Писатель внимательно меня слушал, доминирующая улыбка по-прежнему играла на его лице.

– Вот вы говорите, что все это делали от скуки, верно? Но почему же тогда не разрубили на части пьяницу этой ночью? Зачем вонзили клинок ему в горло? Зачем принесли нож сюда, в эту комнату, если хотите забить моего напарника, как свинью?

– Что за чушь?

– Я спросил у этой женщины: «Какими комплексами обладает человек, который совершает подобное?» В числе прочего я услышал, что если это делает мужчина, то он, вероятно, не может правильно расходовать свою сексуальную энергию. Иначе говоря, не получает удовольствия от секса. Еще проще – он импотент.

Лицо Писателя немного напряглось, но он ничего не сказал.

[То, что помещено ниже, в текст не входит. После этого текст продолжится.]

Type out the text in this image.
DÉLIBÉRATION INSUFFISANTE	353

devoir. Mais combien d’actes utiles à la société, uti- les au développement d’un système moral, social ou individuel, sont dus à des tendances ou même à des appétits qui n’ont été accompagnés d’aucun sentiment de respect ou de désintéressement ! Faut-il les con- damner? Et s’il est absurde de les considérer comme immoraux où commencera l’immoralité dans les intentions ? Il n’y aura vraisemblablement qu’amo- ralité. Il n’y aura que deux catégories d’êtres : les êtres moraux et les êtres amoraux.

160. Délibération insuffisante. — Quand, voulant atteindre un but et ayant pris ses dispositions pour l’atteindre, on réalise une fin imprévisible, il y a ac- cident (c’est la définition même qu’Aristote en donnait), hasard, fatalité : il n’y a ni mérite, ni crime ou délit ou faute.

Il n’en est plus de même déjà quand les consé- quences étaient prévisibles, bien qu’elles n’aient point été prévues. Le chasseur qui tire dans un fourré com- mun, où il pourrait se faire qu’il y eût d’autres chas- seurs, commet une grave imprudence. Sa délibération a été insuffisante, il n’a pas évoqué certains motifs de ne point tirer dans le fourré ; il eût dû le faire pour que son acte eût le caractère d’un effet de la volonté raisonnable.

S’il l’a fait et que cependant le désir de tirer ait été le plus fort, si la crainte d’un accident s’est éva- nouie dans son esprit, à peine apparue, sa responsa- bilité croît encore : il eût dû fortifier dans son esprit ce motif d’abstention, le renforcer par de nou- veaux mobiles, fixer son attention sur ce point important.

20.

– И вот я сейчас подумал. Неужели и вправду можно просто так убивать женщин, разрывать их на части, как волки рвут на части косуль? Но вы же, Нил, не волк, значит… разрывая тех женщин, которые восхищались вашими книгами, которые смотрели на вас с восторгом, вы попросту их трахали. Потому что по-другому вы этого сделать не могли. Целыми часами. Снова и снова! Потому что ты, мразь, – инвалид! Я видел глаза дьявола! А глаза такого никчемного импотента не представляют для меня интереса.

Бертон снова улыбнулся, только на сей раз поднял нож и подошел на два шага ближе. Он посмотрел на меня, на Марка, а затем уверенным быстрым шагом направился в мою сторону.

Я последний раз взглянул ему в глаза. А затем клинок упал. Спустя долю секунды упал и он.

Марк пялился на труп Писателя и… ничего не понимал. Я же смотрел в пол и мечтал, чтобы этот день наступил немного позже. Хотя он уже наступил… Я не хотел глядеть на Марка, не был готов еще исповедоваться перед ним. Поэтому я просто закрыл глаза и, как червяк, пополз в сторону клинка.

Что будет теперь со мной после того, как ты все увидел? Разойдутся ли наши пути, Марк?